Students and faculty from other colleges and universities will participate in this annual meeting, hosted by the UTM chapter of the Student Affiliates of the American Chemical Society (SAACS). The meeting will begin at 9 a.m. with research papers presented by students from several area colleges. A banquet is planned at 1 p.m.

This year, three local sections of ACS - Kentucky Lake, Memphis and Nashville - are hosting an Industry-Academe Interaction for Green Chemistry program sponsored under auspices of an Innovative Projects Grant from the Local Section Activities Committee (LSAC).

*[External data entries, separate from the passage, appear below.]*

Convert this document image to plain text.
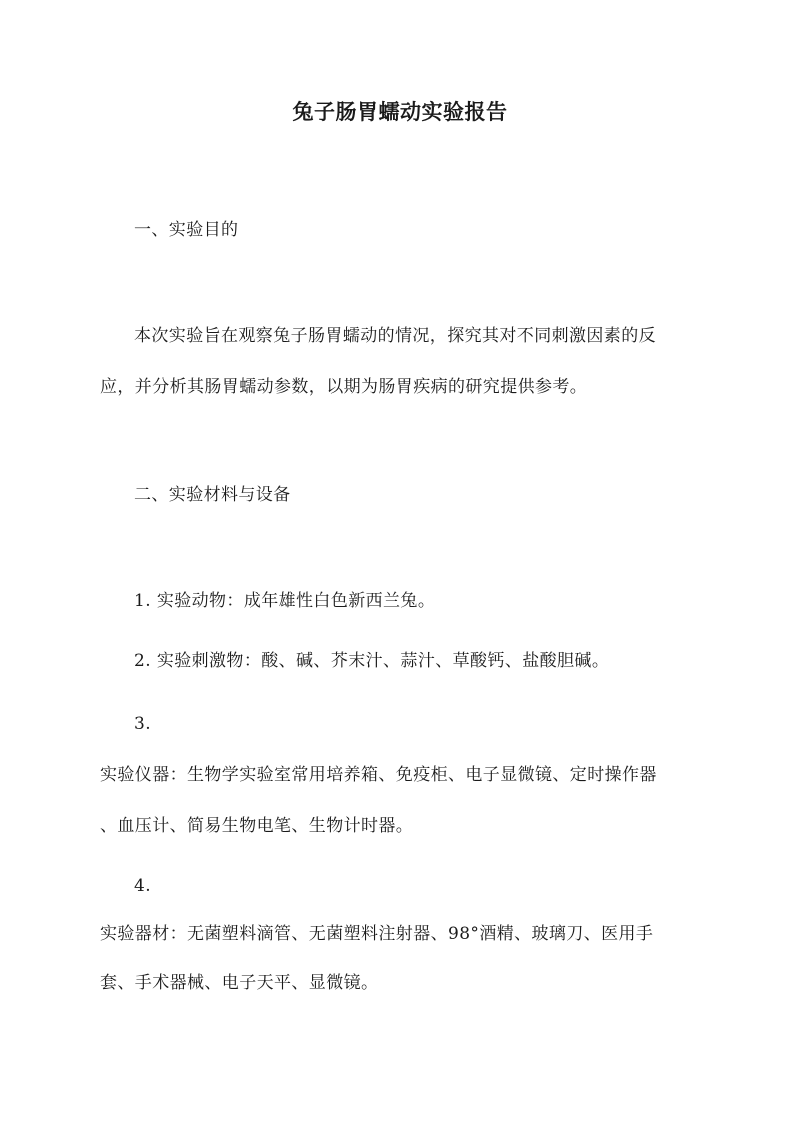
兔子肠胃蠕动实验报告
一、实验目的
本次实验旨在观察兔子肠胃蠕动的情况，探究其对不同刺激因素的反
应，并分析其肠胃蠕动参数，以期为肠胃疾病的研究提供参考。
二、实验材料与设备
1. 实验动物：成年雄性白色新西兰兔。
2. 实验刺激物：酸、碱、芥末汁、蒜汁、草酸钙、盐酸胆碱。
3.
实验仪器：生物学实验室常用培养箱、免疫柜、电子显微镜、定时操作器
、血压计、简易生物电笔、生物计时器。
4.
实验器材：无菌塑料滴管、无菌塑料注射器、98°酒精、玻璃刀、医用手
套、手术器械、电子天平、显微镜。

Panelists will be Dr. Greg Mitchell, DuPont in New Johnsonville; Keith Butler, American Ordnance LLC, Milan Arsenal; Dr. Robin Rogers, University of Alabama; and Dr. James Mack, University of Cincinnati. Hunt graduated from Smith College with honors in chemistry. She received a doctorate in chemistry from the University of California, Davis. As a postdoctoral fellow at Yale University in molecular biophysics and biochemistry, she extended her working knowledge of nuclear magnetic resonance to biological systems.

Mitchell received his doctorate in synthetic organometallic chemistry at the University of California, Berkeley. After two years of postdoctoral work at Northwestern University, he accepted a position with DuPont Central Research and Development in Wilmington, Del. Rogers obtained both his bachelor’s degree and doctorate in chemistry at the University of Alabama. Currently, he is a Distinguished University Research Professor of Chemistry and director of the Center for Green Manufacturing at UA. Butler received his master’s degree in inorganic chemistry from the University of Memphis. He began his career as a formulations chemist for Delta Foremost Chemical Co. in Memphis, before joining American Ordnance, the contracting operator for the Milan Arsenal. Mack is an assistant professor of chemistry at the University of Cincinnati. He is a physical organic chemist with research interests in the areas of solid state synthesis, polyaromatic hydrocarbons and host-guest chemistry. After receiving an undergraduate degree from Middlebury College, he was a doctoral scholar at the University of New Hampshire. He earned his doctorate studying Diels-Alder reactions of fullerenes with various linear acenes. After completing his degree in 2000, he was a post-doctoral fellow at Boston College, developing rational syntheses of unique fullerenes and nanotubes.